19th Precinct cracks down on e-bikes

| 16 Jan 2017 | 01:18

By Madeleine Thompson

The NYPD’s 19th Precinct on the Upper East Side has recently stepped up their enforcement on electric bicycles, or e-bikes, which have long been a source of resident complaints. Several Twitter posts since the New Year show approximately 50 confiscated e-bikes at the 19th Precinct, as well as two trucks loaded with e-bikes being carted away.

Regular bicycles can be easily converted into e-bikes with the help of kits available for a few hundred dollars online. They are a favorite of bike messengers and delivery people, as they enable faster transportation. The kits themselves are legal, but e-bikes are not. According to state motor vehicle law, an electric bike “doesn’t qualify for a registration as a motorcycle, moped or ATV and doesn’t have the same equipment.” Since it can’t be registered, it’s against the law.

Valerie Mason, president of the East 72nd Street Neighborhood Association, is one of many Upper East Siders who feel their community is plagued by e-bikes. Mason’s organization put together a report card in December ranking restaurants by their messengers’ adherence to cycling law that nearly half of the restaurants failed. Restaurants who delivery people were seen using e-bikes got an automatic F.

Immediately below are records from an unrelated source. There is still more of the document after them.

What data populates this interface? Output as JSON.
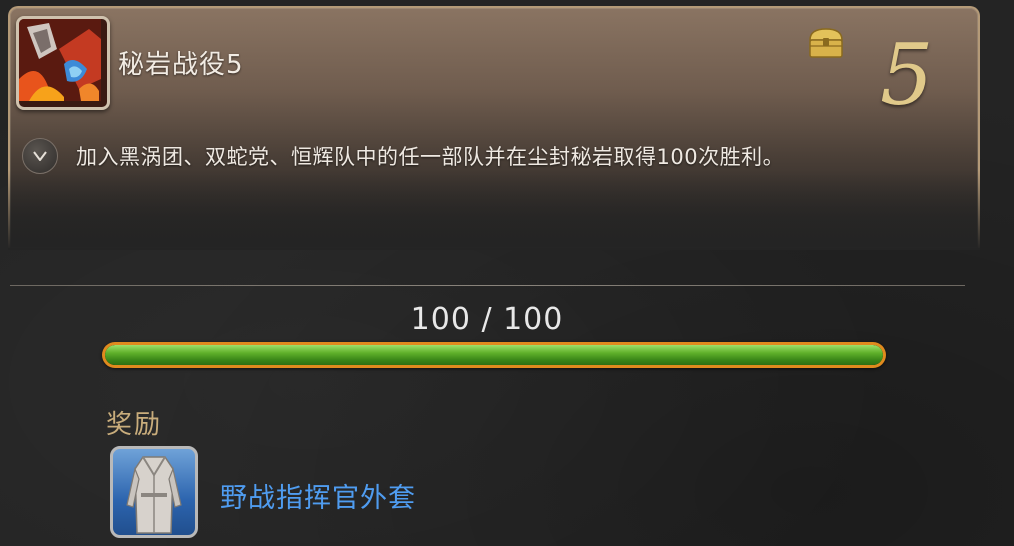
{
  "achievement": {
    "title": "秘岩战役5",
    "points": "5",
    "description": "加入黑涡团、双蛇党、恒辉队中的任一部队并在尘封秘岩取得100次胜利。"
  },
  "progress": {
    "text": "100 / 100",
    "fraction": 1.0
  },
  "reward": {
    "label": "奖励",
    "item_name": "野战指挥官外套"
  },
  "icons": {
    "achievement": "pvp-battle-icon",
    "chest": "treasure-chest-icon",
    "toggle": "chevron-down-icon",
    "reward": "coat-icon"
  },
  "colors": {
    "progress_fill": "#5fb02a",
    "progress_border": "#e08a1e",
    "reward_name": "#4f9cf0",
    "points": "#e0c98a"
  }
}
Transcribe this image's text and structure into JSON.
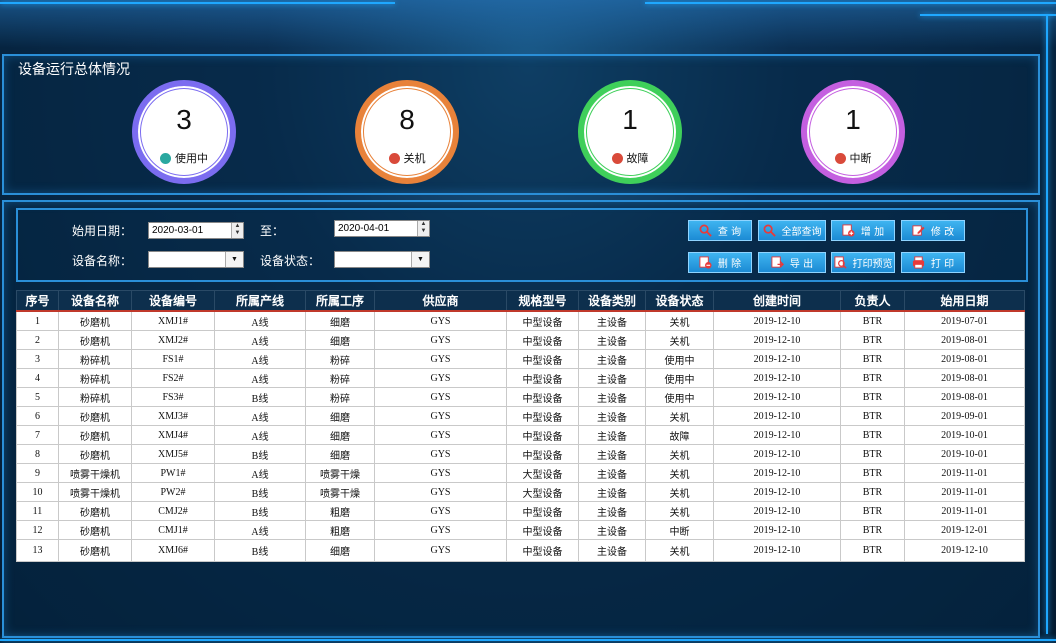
{
  "summary": {
    "title": "设备运行总体情况",
    "stats": [
      {
        "count": "3",
        "label": "使用中",
        "ring_color": "#7b6cf0",
        "icon": "gear-icon",
        "icon_color": "#2aa8a0"
      },
      {
        "count": "8",
        "label": "关机",
        "ring_color": "#e8823a",
        "icon": "power-icon",
        "icon_color": "#d94a3a"
      },
      {
        "count": "1",
        "label": "故障",
        "ring_color": "#3fcf5a",
        "icon": "blocked-icon",
        "icon_color": "#d94a3a"
      },
      {
        "count": "1",
        "label": "中断",
        "ring_color": "#c45fe0",
        "icon": "warning-icon",
        "icon_color": "#d94a3a"
      }
    ]
  },
  "filters": {
    "start_date_label": "始用日期：",
    "start_date_value": "2020-03-01",
    "to_label": "至：",
    "end_date_value": "2020-04-01",
    "name_label": "设备名称：",
    "name_value": "",
    "status_label": "设备状态：",
    "status_value": ""
  },
  "buttons": {
    "query": "查 询",
    "query_all": "全部查询",
    "add": "增 加",
    "edit": "修 改",
    "delete": "删 除",
    "export": "导 出",
    "print_preview": "打印预览",
    "print": "打 印"
  },
  "table": {
    "headers": [
      "序号",
      "设备名称",
      "设备编号",
      "所属产线",
      "所属工序",
      "供应商",
      "规格型号",
      "设备类别",
      "设备状态",
      "创建时间",
      "负责人",
      "始用日期"
    ],
    "rows": [
      [
        "1",
        "砂磨机",
        "XMJ1#",
        "A线",
        "细磨",
        "GYS",
        "中型设备",
        "主设备",
        "关机",
        "2019-12-10",
        "BTR",
        "2019-07-01"
      ],
      [
        "2",
        "砂磨机",
        "XMJ2#",
        "A线",
        "细磨",
        "GYS",
        "中型设备",
        "主设备",
        "关机",
        "2019-12-10",
        "BTR",
        "2019-08-01"
      ],
      [
        "3",
        "粉碎机",
        "FS1#",
        "A线",
        "粉碎",
        "GYS",
        "中型设备",
        "主设备",
        "使用中",
        "2019-12-10",
        "BTR",
        "2019-08-01"
      ],
      [
        "4",
        "粉碎机",
        "FS2#",
        "A线",
        "粉碎",
        "GYS",
        "中型设备",
        "主设备",
        "使用中",
        "2019-12-10",
        "BTR",
        "2019-08-01"
      ],
      [
        "5",
        "粉碎机",
        "FS3#",
        "B线",
        "粉碎",
        "GYS",
        "中型设备",
        "主设备",
        "使用中",
        "2019-12-10",
        "BTR",
        "2019-08-01"
      ],
      [
        "6",
        "砂磨机",
        "XMJ3#",
        "A线",
        "细磨",
        "GYS",
        "中型设备",
        "主设备",
        "关机",
        "2019-12-10",
        "BTR",
        "2019-09-01"
      ],
      [
        "7",
        "砂磨机",
        "XMJ4#",
        "A线",
        "细磨",
        "GYS",
        "中型设备",
        "主设备",
        "故障",
        "2019-12-10",
        "BTR",
        "2019-10-01"
      ],
      [
        "8",
        "砂磨机",
        "XMJ5#",
        "B线",
        "细磨",
        "GYS",
        "中型设备",
        "主设备",
        "关机",
        "2019-12-10",
        "BTR",
        "2019-10-01"
      ],
      [
        "9",
        "喷雾干燥机",
        "PW1#",
        "A线",
        "喷雾干燥",
        "GYS",
        "大型设备",
        "主设备",
        "关机",
        "2019-12-10",
        "BTR",
        "2019-11-01"
      ],
      [
        "10",
        "喷雾干燥机",
        "PW2#",
        "B线",
        "喷雾干燥",
        "GYS",
        "大型设备",
        "主设备",
        "关机",
        "2019-12-10",
        "BTR",
        "2019-11-01"
      ],
      [
        "11",
        "砂磨机",
        "CMJ2#",
        "B线",
        "粗磨",
        "GYS",
        "中型设备",
        "主设备",
        "关机",
        "2019-12-10",
        "BTR",
        "2019-11-01"
      ],
      [
        "12",
        "砂磨机",
        "CMJ1#",
        "A线",
        "粗磨",
        "GYS",
        "中型设备",
        "主设备",
        "中断",
        "2019-12-10",
        "BTR",
        "2019-12-01"
      ],
      [
        "13",
        "砂磨机",
        "XMJ6#",
        "B线",
        "细磨",
        "GYS",
        "中型设备",
        "主设备",
        "关机",
        "2019-12-10",
        "BTR",
        "2019-12-10"
      ]
    ]
  }
}
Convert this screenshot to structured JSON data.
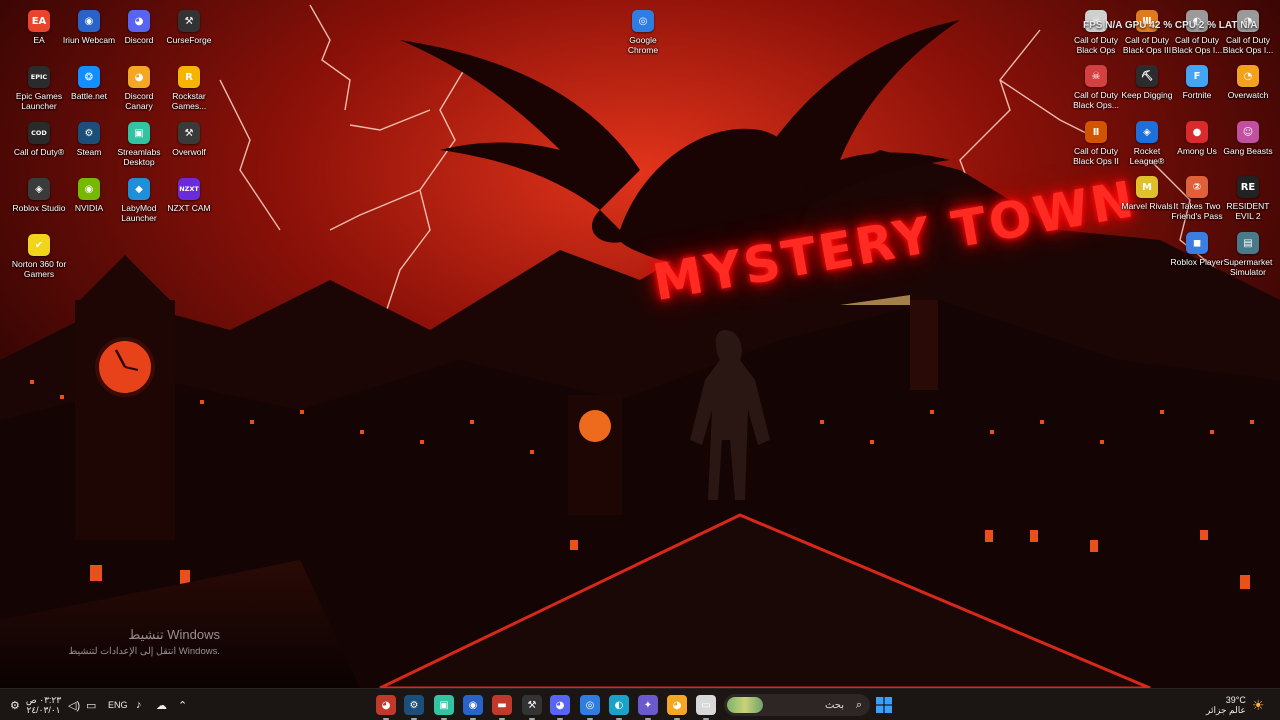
{
  "desktop": {
    "icons_left": [
      {
        "id": "ea",
        "label": "EA",
        "glyph": "EA",
        "color": "#e8452c"
      },
      {
        "id": "iriun",
        "label": "Iriun Webcam",
        "glyph": "◉",
        "color": "#2a63c8"
      },
      {
        "id": "discord",
        "label": "Discord",
        "glyph": "◕",
        "color": "#5865f2"
      },
      {
        "id": "curseforge",
        "label": "CurseForge",
        "glyph": "⚒",
        "color": "#333333"
      },
      {
        "id": "epic",
        "label": "Epic Games Launcher",
        "glyph": "EPIC",
        "color": "#2b2b2b"
      },
      {
        "id": "battlenet",
        "label": "Battle.net",
        "glyph": "❂",
        "color": "#148eff"
      },
      {
        "id": "discord-canary",
        "label": "Discord Canary",
        "glyph": "◕",
        "color": "#f5a623"
      },
      {
        "id": "rockstar",
        "label": "Rockstar Games...",
        "glyph": "R",
        "color": "#f4b400"
      },
      {
        "id": "cod",
        "label": "Call of Duty®",
        "glyph": "COD",
        "color": "#2a2a2a"
      },
      {
        "id": "steam",
        "label": "Steam",
        "glyph": "⚙",
        "color": "#1b4f7a"
      },
      {
        "id": "streamlabs",
        "label": "Streamlabs Desktop",
        "glyph": "▣",
        "color": "#31c3a2"
      },
      {
        "id": "overwolf",
        "label": "Overwolf",
        "glyph": "⚒",
        "color": "#3a3a3a"
      },
      {
        "id": "roblox-studio",
        "label": "Roblox Studio",
        "glyph": "◈",
        "color": "#3b3b3b"
      },
      {
        "id": "nvidia",
        "label": "NVIDIA",
        "glyph": "◉",
        "color": "#76b900"
      },
      {
        "id": "labymod",
        "label": "LabyMod Launcher",
        "glyph": "◆",
        "color": "#1f8fd8"
      },
      {
        "id": "nzxt",
        "label": "NZXT CAM",
        "glyph": "NZXT",
        "color": "#6a2bd8"
      },
      {
        "id": "norton",
        "label": "Norton 360 for Gamers",
        "glyph": "✔",
        "color": "#f2d41a"
      }
    ],
    "icons_chrome": {
      "id": "chrome",
      "label": "Google Chrome",
      "glyph": "◎",
      "color": "#2f7de1"
    },
    "icons_right": [
      {
        "id": "cod-bo",
        "label": "Call of Duty Black Ops",
        "glyph": "☠",
        "color": "#cfcfcf"
      },
      {
        "id": "cod-bo3",
        "label": "Call of Duty Black Ops III",
        "glyph": "Ⅲ",
        "color": "#e07a20"
      },
      {
        "id": "cod-bo-a",
        "label": "Call of Duty Black Ops I...",
        "glyph": "◐",
        "color": "#9a9a9a"
      },
      {
        "id": "cod-bo-b",
        "label": "Call of Duty Black Ops I...",
        "glyph": "◑",
        "color": "#9a9a9a"
      },
      {
        "id": "cod-bo-c",
        "label": "Call of Duty Black Ops...",
        "glyph": "☠",
        "color": "#d24040"
      },
      {
        "id": "keep-digging",
        "label": "Keep Digging",
        "glyph": "⛏",
        "color": "#2c2c2c"
      },
      {
        "id": "fortnite",
        "label": "Fortnite",
        "glyph": "F",
        "color": "#42a5f5"
      },
      {
        "id": "overwatch",
        "label": "Overwatch",
        "glyph": "◔",
        "color": "#f4a11d"
      },
      {
        "id": "cod-bo2",
        "label": "Call of Duty Black Ops II",
        "glyph": "Ⅱ",
        "color": "#d35400"
      },
      {
        "id": "rocket-league",
        "label": "Rocket League®",
        "glyph": "◈",
        "color": "#1e6fd9"
      },
      {
        "id": "among-us",
        "label": "Among Us",
        "glyph": "●",
        "color": "#d92b2b"
      },
      {
        "id": "gang-beasts",
        "label": "Gang Beasts",
        "glyph": "☺",
        "color": "#c24fa0"
      },
      {
        "id": "marvel-rivals",
        "label": "Marvel Rivals",
        "glyph": "M",
        "color": "#e0c02a"
      },
      {
        "id": "it-takes-two",
        "label": "It Takes Two Friend's Pass",
        "glyph": "②",
        "color": "#e0603a"
      },
      {
        "id": "resident-evil",
        "label": "RESIDENT EVIL 2",
        "glyph": "RE",
        "color": "#222222"
      },
      {
        "id": "roblox-player",
        "label": "Roblox Player",
        "glyph": "◼",
        "color": "#3b7de0"
      },
      {
        "id": "supermarket",
        "label": "Supermarket Simulator",
        "glyph": "▤",
        "color": "#4a7a8a"
      }
    ],
    "wallpaper_title": "MYSTERY TOWN",
    "perf_overlay": "FPS N/A GPU 42 % CPU 2 % LAT N/A",
    "activation": {
      "line1": "تنشيط Windows",
      "line2": "انتقل إلى الإعدادات لتنشيط Windows."
    }
  },
  "taskbar": {
    "clock_time": "٠٣:٢٣ ص",
    "clock_date": "٢٤/٠٣/٠١",
    "language": "ENG",
    "search_placeholder": "بحث",
    "weather_temp": "39°C",
    "weather_text": "عالم جزائر",
    "apps": [
      {
        "id": "app-1",
        "glyph": "◕",
        "color": "#c0392b"
      },
      {
        "id": "app-steam",
        "glyph": "⚙",
        "color": "#1b4f7a"
      },
      {
        "id": "app-streamlabs",
        "glyph": "▣",
        "color": "#31c3a2"
      },
      {
        "id": "app-iriun",
        "glyph": "◉",
        "color": "#2a63c8"
      },
      {
        "id": "app-game",
        "glyph": "▬",
        "color": "#c0392b"
      },
      {
        "id": "app-curseforge",
        "glyph": "⚒",
        "color": "#333333"
      },
      {
        "id": "app-discord",
        "glyph": "◕",
        "color": "#5865f2"
      },
      {
        "id": "app-chrome",
        "glyph": "◎",
        "color": "#2f7de1"
      },
      {
        "id": "app-edge",
        "glyph": "◐",
        "color": "#1aa3c8"
      },
      {
        "id": "app-copilot",
        "glyph": "✦",
        "color": "#6a5acd"
      },
      {
        "id": "app-discord-canary",
        "glyph": "◕",
        "color": "#f5a623"
      },
      {
        "id": "app-explorer",
        "glyph": "▭",
        "color": "#d8d8d8"
      }
    ]
  }
}
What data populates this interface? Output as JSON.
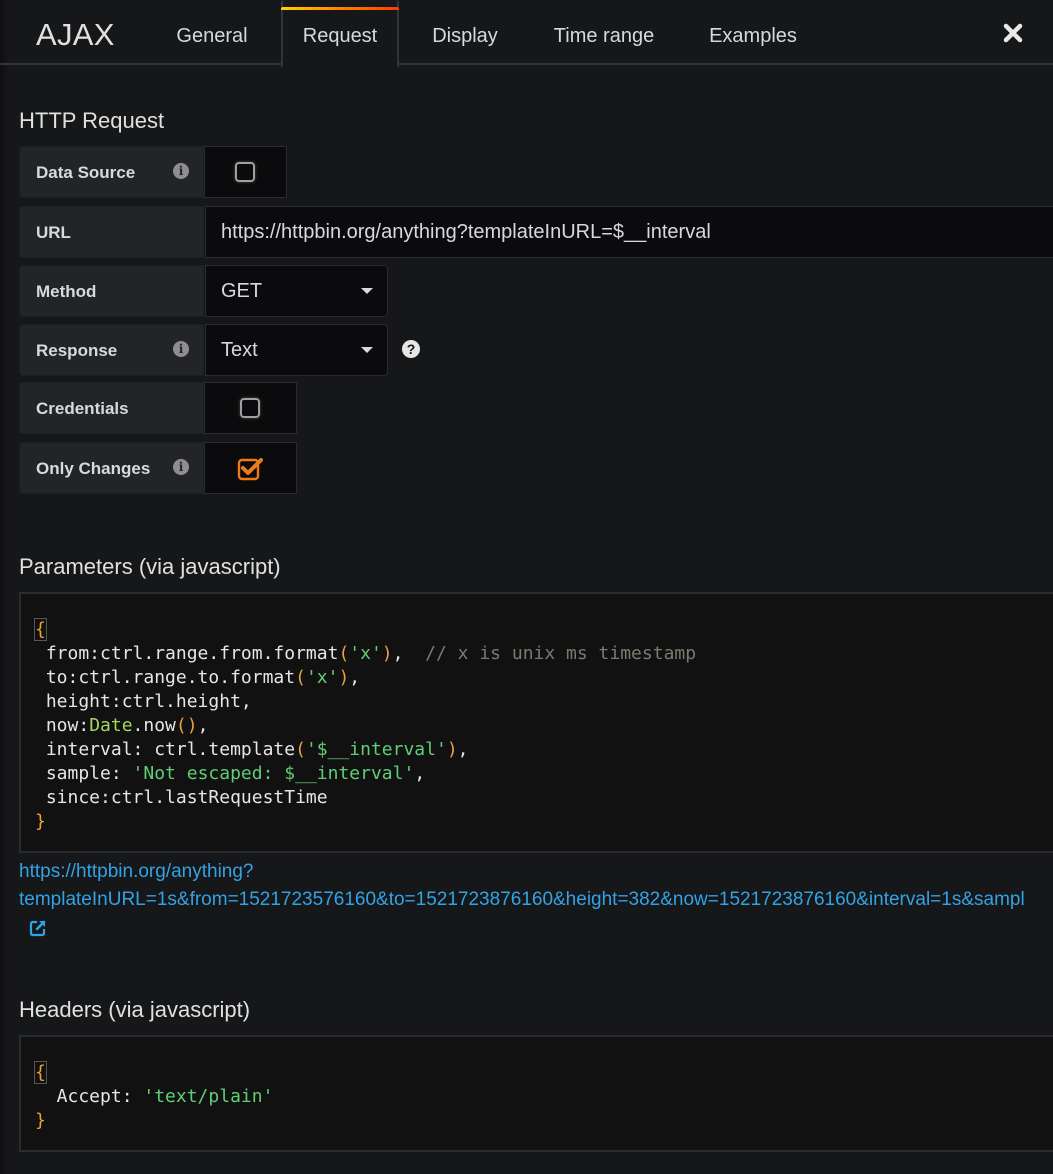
{
  "header": {
    "app_title": "AJAX",
    "tabs": [
      {
        "label": "General",
        "active": false
      },
      {
        "label": "Request",
        "active": true
      },
      {
        "label": "Display",
        "active": false
      },
      {
        "label": "Time range",
        "active": false
      },
      {
        "label": "Examples",
        "active": false
      }
    ],
    "close_icon": "close-icon",
    "active_tab_gradient": [
      "#ffd500",
      "#ff7300",
      "#f53e0a"
    ]
  },
  "http_request": {
    "title": "HTTP Request",
    "data_source": {
      "label": "Data Source",
      "checked": false,
      "info_icon": "info-icon"
    },
    "url": {
      "label": "URL",
      "value": "https://httpbin.org/anything?templateInURL=$__interval"
    },
    "method": {
      "label": "Method",
      "value": "GET"
    },
    "response": {
      "label": "Response",
      "value": "Text",
      "info_icon": "info-icon",
      "help_icon": "question-circle-icon"
    },
    "credentials": {
      "label": "Credentials",
      "checked": false
    },
    "only_changes": {
      "label": "Only Changes",
      "checked": true,
      "info_icon": "info-icon",
      "checkbox_color": "#eb7b18"
    }
  },
  "parameters": {
    "title": "Parameters (via javascript)",
    "code_lines": [
      "{",
      " from:ctrl.range.from.format('x'),  // x is unix ms timestamp",
      " to:ctrl.range.to.format('x'),",
      " height:ctrl.height,",
      " now:Date.now(),",
      " interval: ctrl.template('$__interval'),",
      " sample: 'Not escaped: $__interval',",
      " since:ctrl.lastRequestTime",
      "}"
    ],
    "tokens": {
      "l1_a": " from:ctrl.range.from.format",
      "l1_p1": "(",
      "l1_s": "'x'",
      "l1_p2": ")",
      "l1_b": ",  ",
      "l1_c": "// x is unix ms timestamp",
      "l2_a": " to:ctrl.range.to.format",
      "l2_p1": "(",
      "l2_s": "'x'",
      "l2_p2": ")",
      "l2_b": ",",
      "l3": " height:ctrl.height,",
      "l4_a": " now:",
      "l4_f": "Date",
      "l4_b": ".now",
      "l4_p": "()",
      "l4_c": ",",
      "l5_a": " interval: ctrl.template",
      "l5_p1": "(",
      "l5_s": "'$__interval'",
      "l5_p2": ")",
      "l5_b": ",",
      "l6_a": " sample: ",
      "l6_s": "'Not escaped: $__interval'",
      "l6_b": ",",
      "l7": " since:ctrl.lastRequestTime",
      "open": "{",
      "close": "}"
    },
    "resolved_url_line1": "https://httpbin.org/anything?",
    "resolved_url_line2": "templateInURL=1s&from=1521723576160&to=1521723876160&height=382&now=1521723876160&interval=1s&sampl",
    "external_link_icon": "external-link-icon",
    "link_color": "#33a2e5"
  },
  "headers": {
    "title": "Headers (via javascript)",
    "code_lines": [
      "{",
      "  Accept: 'text/plain'",
      "}"
    ],
    "tokens": {
      "open": "{",
      "key": "  Accept: ",
      "value": "'text/plain'",
      "close": "}"
    }
  }
}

“[The 19th Precinct] knows all about what we’ve been doing on the survey,” Mason said. “But they have been, independent of anything that we’ve been doing, picking up a lot of e-bikes within the area. Even without our survey the police have been working really hard to address the problem.” The neighborhood association hasn’t had any formal conversations with the 19th Precinct, she said, since they are in the process of finalizing the report. Councilmen Ben Kallos and Dan Garodnick have assisted them, and are hosting a workshop on commercial bike safety at the end of the month that the neighborhood association will sponsor.

Mason would like for the focus on ebike enforcement to be permanent, but understands that the police have other priorities. “Commercial cycling and electric bike use isn’t considered one of the seven major crimes,” she said. “They’ve got a lot on their plate.”